Kinerja Jurnalis

Selasa, 18 Desember 2018, peristiwa jalan ambles terjadi di Jalan Raya Gubeng, tepat depan gedung BNI. Tidak menelan korban memang, tetapi peristiwa tersebut tentu aneh, mengingat hal itu terjadi di tengah kota. Dan tentu kejadian itu menghambat beberapa orang yang biasa melewati jalan itu ketika bekerja.

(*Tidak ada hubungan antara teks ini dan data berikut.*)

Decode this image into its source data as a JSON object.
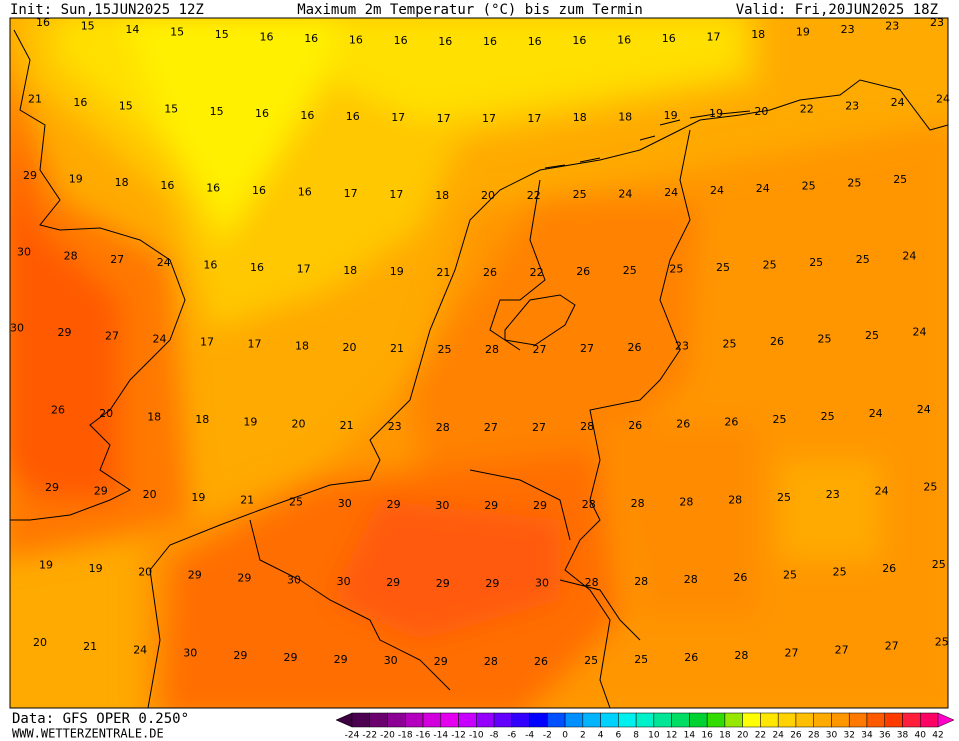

Pukul 10 malam, saya diutus oleh Romo Guru Siddi Miftahul Luthfi Muhammad untuk mencari informasi mengenai kejadian tersebut. Bersama Bapak Lurah Yang Terhormat. Saya meluncur ke lokasi. Tidak banyak informasi yang saya dapat, kecuali informasi-informasi umum seperti yang diberitakan oleh media-media portal dan koran. Khas berita. Saya tahu, karena melihat secara langsung bagaimana cara mereka mengambil berita. Kebanyakan media, ternyata mengambil second news. Karena kebanyakan mereka menunggu media besar seperti Kompas dan Metro mendapatkan narasumber. Setelah itu, mereka menanyakan ulang beberapa yang sudah ditanyakan oleh media besar tersebut.

Untuk kebutuhan berita, sesuai dengan media masing-masing, barangkali sudah cukup. Dan tentu saja,  itu tidak cukup bagi media besar, apalagi yang berbasis televisi. Mereka menyiarkan secara langsung dari tempat kejadian. Muskil bagi mereka minim narasumber dan berita.

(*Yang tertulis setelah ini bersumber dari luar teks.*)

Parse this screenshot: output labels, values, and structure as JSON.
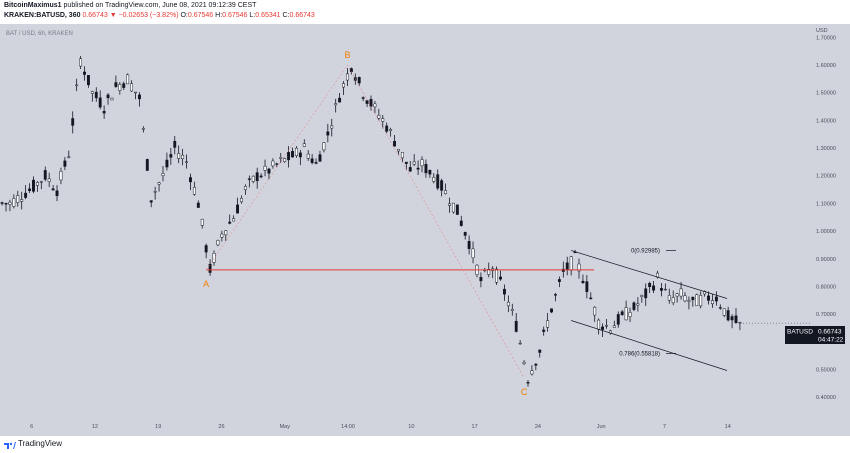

Dari kejadian tersebut, saya mendapatkan hal-hal menarik.  

Pertama, soal bagaimana kecepatan media besar mendapatkan narasumber. Metro TV misalnya. Dari yang saya amati, mereka hanya berbekal 3 kru saja. Reporter, juru kamera, juru lampu yang merangkap juru kabel. Tapi dengan cepat, mereka bisa mendapatkan narasumber yang menarik dan terlibat langsung di dalam kejadian. Misalnya mereka mendapatkan narasumber orang yang melintas ketika peristiwa terjadi. Setelah mereka selesai, baru media lain ikut tanya-tanya di tempat yang berbeda.

Kedua, soal kesabaran. Mereka standby mulai beberapa waktu setelah kejadian, dan belum juga meninggalkan tempat sampai pukul setengah tiga pagi. Mereka masih menunggu tokoh-tokoh penting yang bisa diwawancarai. Sampai saya meninggalkan tempat (Selatan jalan tempat kejadian), belum ada tokoh yang mereka dapati informasinya.

Ada juga beberapa dari mereka yang sedikit nggrundel, karena mereka harus terjun ke tempat kejadian. Padahal niatnya istirahat sejenak. Bagaimana tidak, peristiwa terjadi pukul 10 kurang 15 menit, dan demi akurasi serta kecepatan, mereka harus segera meluncur dan melupakan istirahat.

Kedua, sense of jurnalistic. Ini yang sering disampaikan oleh Romo. Tentang hal sekecil apapun yang bisa jadi pengamatan. Karena ketika terjun ke tempat peliputan, tuntutannya adalah berita. Tidak hanya soal kualitas, tapi soal kuantitas berita dengan angle yang berbeda. Maka seluruh yang ada di tempat kejadian adalah sumber berita. Bagaimanapun caranya. Saya melihat hal itu, dan sedikit banyak, mendapatkan dari apa yang mungkin luput dari media.

Sampa saat ini, kejadian tersebut masih didalami penyebabnya. Meskipun ada indikasi dan besar kemungkinan merupakan kesalahan proyek yang dilakukan oleh RS Siloam. Dan menurut informasi yang saya dapatkan dari Satpam Kantor Kompas, pembangunan yang tersebut memang berdampak pada bangunan di sekitar proyek. Menurutnya, proyek yang berlangsung sekitar 2 tahun lalu itu terasa sangat mengganggu ketika awal penanaman paku bumi. Bahkan plavon Kantor Kompas pernah pecah karena proyek itu. Ia juga menuturkan, bahwa proyek itu menjadikan saluran air terganggu. Sering kali air mati, bahkan tak jarang airnya keruh.

So, yang pasti, melihat bagaimana kerja jurnalistik, saya harus mengacungkan jempol. Dan melihat etos pencarian beritanya benar-benar ciamik. Lobi keamanan untuk bisa mendekat, meliput lebih detail. Dan beberapa mereka gagal. Keamanan  tidak mengizinkan. Bahkan sedikit melewati batas ring yang sudah dibatasi oleh police line saja diperingatkan. Sekali lagi, kinerja jurnalis memang luar biasa. Asal tanpa tendensi, informasi akan jadi penting dan berharga. Mereka berjasa untuk mereka yang membutuhkan berita akurat.